Dive Brief:
- Pfizer will team up with Exact Sciences to co-promote Cologuard, a screening test for colorectal cancer, the companies said in a Wednesday statement.
- The big pharma has agreed to help promote the test to physicians and health systems along with Exact sales reps, and to roll out an extended marketing campaign. With the deal, Exact CEO Kevin Conroy said on a Wednesday morning conference call he expects about $700 million in sales for 2019.
- Exact will pay Pfizer for its help with a promotional fee based on gross profits above a baseline figure, as well as royalties for three years after the deal ends on Dec. 31, 2021, according to a Securities and Exchange Commission filing.
Dive Insight:
Shares of Exact opened 20% higher Wednesday morning as investors appeared to favorably judge the deal.
Cologuard is the only Food and Drug Administration-approved, non-invasive stool DNA screening test. The FDA approved the test in August 2014.

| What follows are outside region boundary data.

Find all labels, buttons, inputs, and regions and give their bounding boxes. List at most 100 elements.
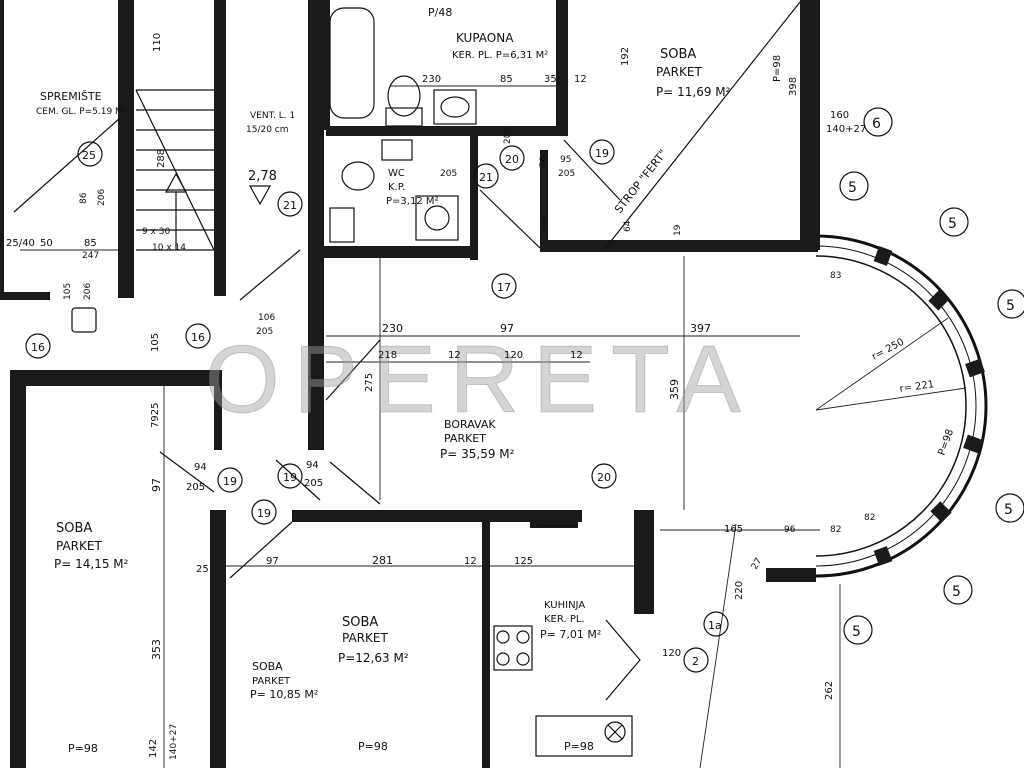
strop-note: STROP "FERT" bbox=[612, 147, 670, 216]
room-soba-top-name: SOBA bbox=[660, 47, 696, 62]
vent-dim: 15/20 cm bbox=[246, 125, 289, 135]
radius-line-1 bbox=[815, 317, 949, 411]
dim-206: 206 bbox=[97, 189, 107, 206]
parapet-soba-top: P=98 bbox=[772, 55, 783, 82]
dim-12-b: 12 bbox=[570, 350, 583, 361]
wc-toilet-icon bbox=[341, 161, 375, 191]
dim-35: 35 bbox=[544, 74, 557, 85]
door-marker-label: 16 bbox=[191, 331, 205, 344]
parapet-kitchen: P=98 bbox=[564, 740, 594, 753]
window-marker-label: 5 bbox=[948, 216, 957, 232]
wall-center-room-top bbox=[292, 510, 582, 522]
room-boravak-area: P= 35,59 M² bbox=[440, 447, 515, 461]
wall-bay-bottom bbox=[766, 568, 816, 582]
wall-left-room-left bbox=[10, 370, 26, 768]
wall-soba-top-right bbox=[800, 0, 820, 250]
dim-105-b: 105 bbox=[150, 333, 161, 352]
door-marker-label: 19 bbox=[223, 475, 237, 488]
room-soba-center-floor: PARKET bbox=[342, 631, 388, 645]
wall-hall-top-left bbox=[0, 292, 50, 300]
vent-label: VENT. L. 1 bbox=[250, 111, 295, 121]
dim-205-c: 205 bbox=[304, 478, 323, 489]
bathroom-fixtures bbox=[329, 7, 477, 243]
dim-97-c: 97 bbox=[150, 478, 163, 492]
dim-50: 50 bbox=[40, 238, 53, 249]
room-kupaona-name: KUPAONA bbox=[456, 31, 514, 45]
parapet-bay: P=98 bbox=[936, 428, 956, 457]
dim-288: 288 bbox=[156, 149, 167, 168]
dim-85-b: 85 bbox=[84, 238, 97, 249]
dim-97: 97 bbox=[500, 322, 514, 335]
dim-140-27-b: 140+27 bbox=[169, 724, 179, 760]
room-soba-top-floor: PARKET bbox=[656, 65, 702, 79]
room-wc-name: WC bbox=[388, 168, 405, 179]
room-boravak-floor: PARKET bbox=[444, 432, 486, 445]
wall-stair-left bbox=[118, 0, 134, 298]
door-marker-label: 21 bbox=[283, 199, 297, 212]
dim-94-b: 94 bbox=[306, 460, 319, 471]
window-marker-label: 5 bbox=[952, 584, 961, 600]
bay-pier-6 bbox=[873, 546, 893, 566]
stair-arrow-icon bbox=[164, 172, 188, 193]
stairs bbox=[135, 89, 215, 251]
dim-142: 142 bbox=[148, 739, 159, 758]
room-soba-small-floor: PARKET bbox=[252, 676, 291, 687]
window-marker-label: 5 bbox=[1006, 298, 1015, 314]
dim-397: 397 bbox=[690, 322, 711, 335]
dim-82: 82 bbox=[830, 525, 841, 535]
cooktop-icon bbox=[493, 625, 533, 671]
dim-64: 64 bbox=[623, 220, 633, 232]
room-kuhinja-area: P= 7,01 M² bbox=[540, 628, 601, 641]
door-marker-label: 20 bbox=[597, 471, 611, 484]
dim-353: 353 bbox=[150, 639, 163, 660]
room-kuhinja-floor: KER. PL. bbox=[544, 614, 585, 625]
door-marker-label: 20 bbox=[505, 153, 519, 166]
sink-icon bbox=[433, 89, 477, 125]
dim-230-b: 230 bbox=[422, 74, 441, 85]
window-marker-label: 6 bbox=[872, 116, 881, 132]
door-marker-label: 16 bbox=[31, 341, 45, 354]
door-marker-label: 2 bbox=[692, 655, 699, 668]
dim-86: 86 bbox=[79, 192, 89, 204]
dim-205-e: 205 bbox=[440, 169, 457, 179]
dim-25: 25 bbox=[196, 564, 209, 575]
parapet-center: P=98 bbox=[358, 740, 388, 753]
door-marker-label: 21 bbox=[479, 171, 493, 184]
dim-94: 94 bbox=[194, 462, 207, 473]
window-marker-label: 5 bbox=[852, 624, 861, 640]
dim-359: 359 bbox=[668, 379, 681, 400]
elevation-value: 2,78 bbox=[248, 169, 277, 184]
room-wc-floor: K.P. bbox=[388, 182, 405, 193]
dim-192: 192 bbox=[620, 47, 631, 66]
kitchen-fixtures bbox=[493, 525, 633, 757]
toilet-icon bbox=[387, 75, 421, 117]
room-kupaona-detail: KER. PL. P=6,31 M² bbox=[452, 50, 548, 61]
wall-kitchen-right bbox=[634, 510, 654, 614]
dimension-text: 230 97 397 218 12 120 12 281 12 125 97 3… bbox=[6, 33, 875, 760]
kitchen-sink-icon bbox=[604, 721, 626, 743]
watermark-text: OPERETA bbox=[205, 326, 755, 433]
walls bbox=[0, 0, 820, 768]
dim-205-f: 205 bbox=[503, 127, 513, 144]
room-spremiste-name: SPREMIŠTE bbox=[40, 90, 102, 103]
dim-84: 84 bbox=[541, 214, 551, 226]
dim-281: 281 bbox=[372, 554, 393, 567]
dim-105: 105 bbox=[63, 283, 73, 300]
bay-pier-3 bbox=[965, 358, 985, 378]
wall-kitchen-counter-top bbox=[530, 520, 578, 528]
room-soba-top-area: P= 11,69 M² bbox=[656, 85, 731, 99]
room-soba-left-area: P= 14,15 M² bbox=[54, 557, 129, 571]
window-marker-label: 5 bbox=[1004, 502, 1013, 518]
dim-106: 106 bbox=[258, 313, 275, 323]
dim-218: 218 bbox=[378, 350, 397, 361]
room-soba-left-name: SOBA bbox=[56, 521, 92, 536]
wall-soba-top-bottom bbox=[540, 240, 818, 252]
door-markers: 25 16 16 17 19 19 19 19 20 20 21 21 1a 2 bbox=[25, 139, 729, 673]
room-wc-area: P=3,12 M² bbox=[386, 196, 439, 207]
dim-76: 76 bbox=[539, 156, 549, 168]
wall-soba-top-left bbox=[540, 150, 548, 250]
door-marker-label: 17 bbox=[497, 281, 511, 294]
wall-wc-bottom bbox=[324, 246, 476, 258]
dim-140-27: 140+27 bbox=[826, 124, 866, 135]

Since then, Exact has seen steady quarterly demand growth, with the test being used by more than 1.3 million people in total and detecting roughly 6,200 early-stage cancers, according to a third quarter company presentation.
"Any type of partnership where there is an extended reach and leverage to increase screening ... we support 150 percent," Sara Geist, a spokesperson for the Colorectal Cancer Alliance, told BioPharma Dive in an interview.

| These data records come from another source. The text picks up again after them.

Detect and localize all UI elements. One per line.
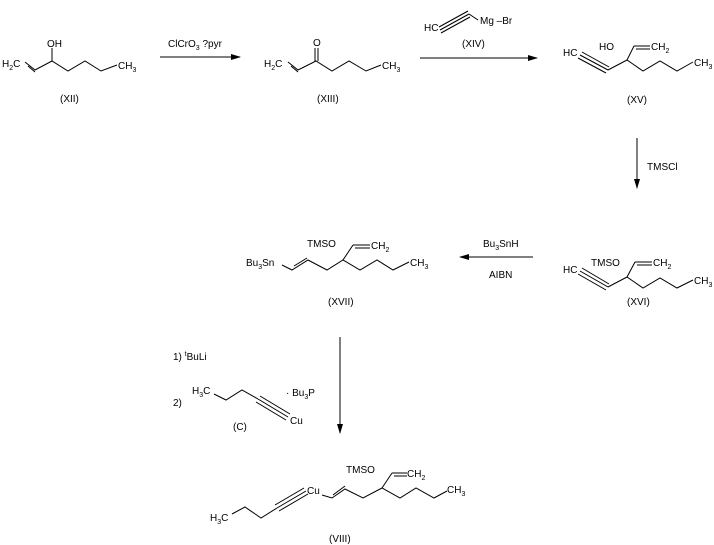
reaction-arrow-4: Bu3SnH AIBN — [459, 239, 533, 281]
compound-label: (XVII) — [328, 297, 354, 308]
compound-xv: HC HO CH2 CH3 (XV) — [563, 42, 712, 106]
double-bond — [27, 65, 36, 73]
atom-ch2: CH2 — [653, 258, 671, 271]
reaction-arrow-3: TMSCl — [634, 138, 678, 189]
atom-ch3: CH3 — [447, 485, 465, 498]
compound-label: (VIII) — [329, 534, 351, 545]
triple-bond — [579, 270, 609, 288]
atom-oh: OH — [47, 39, 62, 50]
bond-chain — [213, 389, 259, 401]
atom-ch3: CH3 — [694, 276, 712, 289]
compound-xvi: HC TMSO CH2 CH3 (XVI) — [563, 258, 712, 308]
reagent-step-1: 1) tBuLi — [173, 351, 207, 363]
atom-hc: HC — [424, 23, 438, 34]
bond-chain — [231, 506, 278, 519]
double-bond — [293, 257, 308, 267]
compound-label: (C) — [233, 422, 247, 433]
compound-label: (XII) — [60, 94, 79, 105]
atom-h3c: H3C — [210, 513, 228, 526]
triple-bond-2 — [439, 13, 470, 31]
compound-label: (XIV) — [462, 39, 485, 50]
atom-ch3: CH3 — [382, 61, 400, 74]
triple-bond-3 — [278, 493, 309, 512]
reaction-arrow-1: ClCrO3 ?pyr — [160, 39, 241, 60]
triple-bond — [579, 54, 609, 71]
bond — [381, 472, 393, 489]
bond-chain — [607, 59, 694, 72]
atom-mgbr: Mg –Br — [480, 16, 513, 27]
compound-label: (XIII) — [317, 94, 339, 105]
atom-ch3: CH3 — [118, 61, 136, 74]
atom-ch2: CH2 — [651, 42, 669, 55]
atom-hc: HC — [563, 265, 577, 276]
triple-bond-2 — [581, 267, 610, 285]
double-bond — [332, 485, 346, 496]
reagent-label: ClCrO3 ?pyr — [168, 39, 223, 52]
atom-hc: HC — [563, 48, 577, 59]
atom-ch3: CH3 — [694, 58, 712, 71]
atom-cu: Cu — [290, 416, 303, 427]
bond — [626, 45, 635, 61]
triple-bond-3 — [255, 401, 287, 421]
atom-ho: HO — [599, 42, 614, 53]
triple-bond-3 — [440, 16, 471, 34]
reagent-label: TMSCl — [647, 162, 678, 173]
compound-xiii: H2C O CH3 (XIII) — [264, 38, 400, 105]
triple-bond-2 — [581, 51, 610, 68]
triple-bond-3 — [577, 57, 607, 74]
atom-tmso: TMSO — [591, 258, 620, 269]
atom-o: O — [313, 38, 321, 49]
atom-ch3: CH3 — [410, 258, 428, 271]
atom-tmso: TMSO — [307, 239, 336, 250]
atom-ch2: CH2 — [407, 469, 425, 482]
bond — [468, 13, 479, 21]
double-bond — [290, 65, 299, 73]
triple-bond-3 — [577, 273, 607, 291]
compound-xvii: Bu3Sn TMSO CH2 CH3 (XVII) — [246, 239, 428, 308]
compound-label: (XV) — [627, 95, 647, 106]
compound-label: (XVI) — [627, 297, 650, 308]
bond — [342, 244, 354, 261]
atom-ch2: CH2 — [371, 241, 389, 254]
atom-h2c: H2C — [264, 59, 282, 72]
bond-chain — [607, 276, 694, 289]
triple-bond — [276, 490, 307, 509]
atom-tmso: TMSO — [346, 465, 375, 476]
reaction-arrow-2: HC Mg –Br (XIV) — [420, 10, 538, 61]
reagent-label-bottom: AIBN — [489, 270, 512, 281]
atom-h3c: H3C — [192, 386, 210, 399]
adduct-bu3p: · Bu3P — [286, 388, 315, 401]
reaction-arrow-5: 1) tBuLi 2) H3C Cu · Bu3P (C) — [173, 337, 343, 434]
triple-bond-2 — [259, 395, 291, 415]
reagent-step-2: 2) — [173, 398, 182, 409]
atom-h2c: H2C — [2, 59, 20, 72]
bond-chain — [287, 60, 382, 72]
triple-bond — [257, 398, 289, 418]
atom-cu: Cu — [307, 486, 320, 497]
triple-bond — [438, 10, 469, 28]
compound-viii: H3C Cu TMSO CH2 CH3 (VIII) — [210, 465, 465, 545]
triple-bond-2 — [274, 487, 305, 506]
atom-bu3sn: Bu3Sn — [246, 258, 274, 271]
bond-chain — [24, 60, 118, 72]
compound-xii: H2C OH CH3 (XII) — [2, 39, 136, 105]
reagent-label-top: Bu3SnH — [483, 239, 519, 252]
compound-c: H3C Cu · Bu3P (C) — [192, 386, 315, 433]
bond — [626, 261, 636, 278]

Geist noted colorectal cancer is the third-most diagnosed cancer in the world and the second-most leading cause of death among cancers, following skin cancer. "This year alone, about 130,000 will be diagnosed and over 50,000 will die in 2018," she said.
In 2017, 571,000 people were screened with Cologuard, leading to $266 million in revenue with a gross margin of 73%.
For 2018, Exact expects $420 million to $430 million in Cologuard revenue from 900,000-920,000 tests. In the first six months of the year, the company reported about 401,000 tests performed with revenue of $193 million.
The Pfizer deal could also help Exact accelerate growth, as the company now expects $700 million in sales in 2019. Exact sees an addressable U.S. market worth more than $14 billion, which it currently has a 3% market share in, according to the company's latest quarterly presentation.
Through the deal, Pfizer agreed to match Exact's marketing and promotional expenses up to about $20 million each year.
In fact, anticipated growth is built into the deal's payment formula for Pfizer. The promotional fee that Exact will pay Pfizer will be 50% of how much actual revenue beats set baseline values multiplied by the gross margin percentage.
Baseline revenues were set at $441 million in 2018, $622 million in 2019, $861 million in 2020 and $1.19 billion in 2021.
Then, after the deals runs its course and expires at the end of 2021, Pfizer will receive royalty payments ranging from 0-3% based on revenue for three more years.